Das Turnier zur Sichtung und Förderung der weiblichen Wasserballjugend wurde erstmals im Gedenken an die kürzlich nach kurzer schwerer Krankheit verstorbene Edith Seyfert veranstaltet, die sich um den Damenwasserball auf Landes- wie auf Bundesebene verdient gemacht hat.

Oft als „Handball im Wasser“ bezeichnet, ist Wasserball eine körperlich anspruchsvolle Sportart, bei der man nicht nur keinen Boden unter den Füßen hat, sondern sich dabei auch im Körperkontakt gegen die gegnerischen Spieler durchsetzen muss. Trotzdem wirken Wasserballspieler oft, als würden sie über den Beckenboden laufen.

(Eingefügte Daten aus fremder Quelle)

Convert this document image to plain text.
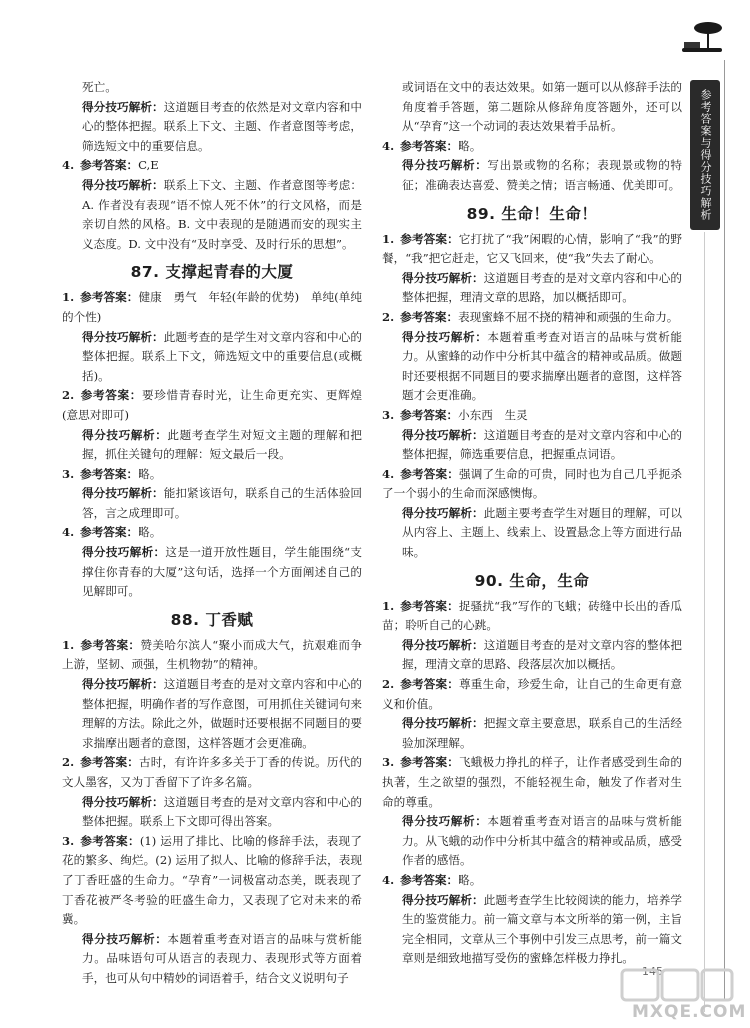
参考答案与得分技巧解析

死亡。

得分技巧解析：这道题目考查的依然是对文章内容和中心的整体把握。联系上下文、主题、作者意图等考虑，筛选短文中的重要信息。

4. 参考答案：C,E

得分技巧解析：联系上下文、主题、作者意图等考虑：A. 作者没有表现“语不惊人死不休”的行文风格，而是亲切自然的风格。B. 文中表现的是随遇而安的现实主义态度。D. 文中没有“及时享受、及时行乐的思想”。

87. 支撑起青春的大厦

1. 参考答案：健康　勇气　年轻(年龄的优势)　单纯(单纯的个性)

得分技巧解析：此题考查的是学生对文章内容和中心的整体把握。联系上下文，筛选短文中的重要信息(或概括)。

2. 参考答案：要珍惜青春时光，让生命更充实、更辉煌(意思对即可)

得分技巧解析：此题考查学生对短文主题的理解和把握，抓住关键句的理解：短文最后一段。

3. 参考答案：略。

得分技巧解析：能扣紧该语句，联系自己的生活体验回答，言之成理即可。

4. 参考答案：略。

得分技巧解析：这是一道开放性题目，学生能围绕“支撑住你青春的大厦”这句话，选择一个方面阐述自己的见解即可。

88. 丁香赋

1. 参考答案：赞美哈尔滨人“聚小而成大气，抗艰难而争上游，坚韧、顽强，生机物勃”的精神。

得分技巧解析：这道题目考查的是对文章内容和中心的整体把握，明确作者的写作意图，可用抓住关键词句来理解的方法。除此之外，做题时还要根据不同题目的要求揣摩出题者的意图，这样答题才会更准确。

2. 参考答案：古时，有许许多多关于丁香的传说。历代的文人墨客，又为丁香留下了许多名篇。

得分技巧解析：这道题目考查的是对文章内容和中心的整体把握。联系上下文即可得出答案。

3. 参考答案：(1) 运用了排比、比喻的修辞手法，表现了花的繁多、绚烂。(2) 运用了拟人、比喻的修辞手法，表现了丁香旺盛的生命力。“孕育”一词极富动态美，既表现了丁香花被严冬考验的旺盛生命力，又表现了它对未来的希冀。

得分技巧解析：本题着重考查对语言的品味与赏析能力。品味语句可从语言的表现力、表现形式等方面着手，也可从句中精妙的词语着手，结合文义说明句子

或词语在文中的表达效果。如第一题可以从修辞手法的角度着手答题，第二题除从修辞角度答题外，还可以从“孕育”这一个动词的表达效果着手品析。

4. 参考答案：略。

得分技巧解析：写出景或物的名称；表现景或物的特征；准确表达喜爱、赞美之情；语言畅通、优美即可。

89. 生命！生命！

1. 参考答案：它打扰了“我”闲暇的心情，影响了“我”的野餐，“我”把它赶走，它又飞回来，使“我”失去了耐心。

得分技巧解析：这道题目考查的是对文章内容和中心的整体把握，理清文章的思路，加以概括即可。

2. 参考答案：表现蜜蜂不屈不挠的精神和顽强的生命力。

得分技巧解析：本题着重考查对语言的品味与赏析能力。从蜜蜂的动作中分析其中蕴含的精神或品质。做题时还要根据不同题目的要求揣摩出题者的意图，这样答题才会更准确。

3. 参考答案：小东西　生灵

得分技巧解析：这道题目考查的是对文章内容和中心的整体把握，筛选重要信息，把握重点词语。

4. 参考答案：强调了生命的可贵，同时也为自己几乎扼杀了一个弱小的生命而深感懊悔。

得分技巧解析：此题主要考查学生对题目的理解，可以从内容上、主题上、线索上、设置悬念上等方面进行品味。

90. 生命，生命

1. 参考答案：捉骚扰“我”写作的飞蛾；砖缝中长出的香瓜苗；聆听自己的心跳。

得分技巧解析：这道题目考查的是对文章内容的整体把握，理清文章的思路、段落层次加以概括。

2. 参考答案：尊重生命，珍爱生命，让自己的生命更有意义和价值。

得分技巧解析：把握文章主要意思，联系自己的生活经验加深理解。

3. 参考答案：飞蛾极力挣扎的样子，让作者感受到生命的执著，生之欲望的强烈，不能轻视生命，触发了作者对生命的尊重。

得分技巧解析：本题着重考查对语言的品味与赏析能力。从飞蛾的动作中分析其中蕴含的精神或品质，感受作者的感悟。

4. 参考答案：略。

得分技巧解析：此题考查学生比较阅读的能力，培养学生的鉴赏能力。前一篇文章与本文所举的第一例，主旨完全相同，文章从三个事例中引发三点思考，前一篇文章则是细致地描写受伤的蜜蜂怎样极力挣扎。

145
MXQE.COM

Die Eschweiler Delphine sind der einzige Verein, in dem in der Indestadt Wasserball gespielt wird. Vorbild besonders für die jungen Delphin-Wasserballerinnen ist Birgit Kempen, die in den 90er Jahren in der Wasserball-Bundesliga gespielt hat und viele Jahre Mitglied der deutschen Nationalmannschaft war.

Alle erzielen Treffer

Bei herrlichem Wetter und einer Wassertemperatur von 28 Grad wurde um 10 Uhr das erste Spiel angepfiffen. Die Delphin-Wasserballerinnen Frieda Johnen und Sophia Grunewald, beide Jahrgang 2003, sowie Nerea Münstermann, 2005 und Aurelie Münstermann, 2006, konnten von Beginn an mit starken schwimmerischen Leistungen und starker Präsenz auf dem Feld beeindrucken.

Gemeinsam mit Spielerinnen der Freien Schwimmer Duisburg wurde die Heimmannschaft des SV Wuppertal Neuenhof deutlich mit 12:0 geschlagen.

Die Mannschaftsbetreuerin aus Duisburg war denn auch voll des Lobes über ihre Patchwork-Mannschaft.

Im folgenden Spiel trafen die Eschweiler und Duisburger Spielerinnen auf eine Auswahl aus Essener, Kölner und Düsseldorfer Spielerinnen unter Mitwirkung mehrerer Kaderathletinnen. Hier mussten sich die Delphine klar mit 1:13 geschlagen geben, jedoch war es mit Frieda Johnen erneut eine Delphin-Wasserballerin, der der Ehrentreffer gelang.

Auch die andern Spielerinnen konnten sich im Verlauf des Turniers in die Torschützenliste eintragen und sorgten so für ein Ausrufezeichen der Eschweiler Delphine im Jugend-Damenwasserball.